Few animals manage to outrun it in a straight sprint.

Death is almost inevitable for any creature too slow to climb, fly away or scurry down a tinier hole than the slim stoat itself can squeeze into.

Stoats are so savage they can easily overwhelm animals more than twice their own size.

The male stoat is just 13 inches long from the tip of his inquisitive nose to the end of his black-tipped tail.

Females are smaller and thinner but equally feared as hunters and sporting the same colouring.

The two sexes come together briefly to breed, after which six or so fierce youngsters emerge.

These can often only be told apart from weasels by their black tail-tips.

The voraciousness of stoats was underlined recently by a desperate move to control them - not here, but in New Zealand.

Stoats and weasels were introduced there from Europe in the 19th century to control burgeoning rabbit numbers.

However, so successful have they become that they are now threatening the survival of many indigenous species.

Among these is New Zealand's national bird, the flightless long-beaked kiwi.

As he unveiled a multi-million dollar fightback fund, New Zealand's Conservation Minister Nick Smith admitted:"Stoats are public enemy number one for our bird life.
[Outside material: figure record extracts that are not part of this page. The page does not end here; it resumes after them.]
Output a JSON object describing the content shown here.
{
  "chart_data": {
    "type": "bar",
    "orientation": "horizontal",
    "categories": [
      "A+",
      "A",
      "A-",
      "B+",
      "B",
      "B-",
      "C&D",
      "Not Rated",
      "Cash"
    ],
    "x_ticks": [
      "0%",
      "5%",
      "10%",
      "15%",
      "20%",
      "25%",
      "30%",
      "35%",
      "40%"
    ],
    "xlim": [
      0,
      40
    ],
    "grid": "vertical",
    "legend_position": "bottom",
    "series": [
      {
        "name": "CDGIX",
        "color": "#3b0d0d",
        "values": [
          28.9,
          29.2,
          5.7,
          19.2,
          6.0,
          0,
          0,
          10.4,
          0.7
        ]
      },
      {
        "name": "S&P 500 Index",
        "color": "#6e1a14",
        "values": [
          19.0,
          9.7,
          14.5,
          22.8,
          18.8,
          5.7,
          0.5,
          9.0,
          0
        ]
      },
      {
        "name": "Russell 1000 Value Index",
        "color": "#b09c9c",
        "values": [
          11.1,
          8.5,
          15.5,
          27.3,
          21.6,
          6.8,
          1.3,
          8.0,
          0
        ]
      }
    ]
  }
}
They are are decimating kiwi populations. "Every year, 15,000 kiwi chicks - 60 per cent of those born - are killed by stoats. Kiwi will not survive on the North and South Islands unless we find an effective way to stop this.

"New Zealand must save the unique species that help give us our sense of national identity. A stoat research budget is our best hope for saving our kiwi."

Fearsome as they are, it still seems bizarre that stoats could virtually cause a national identity crisis.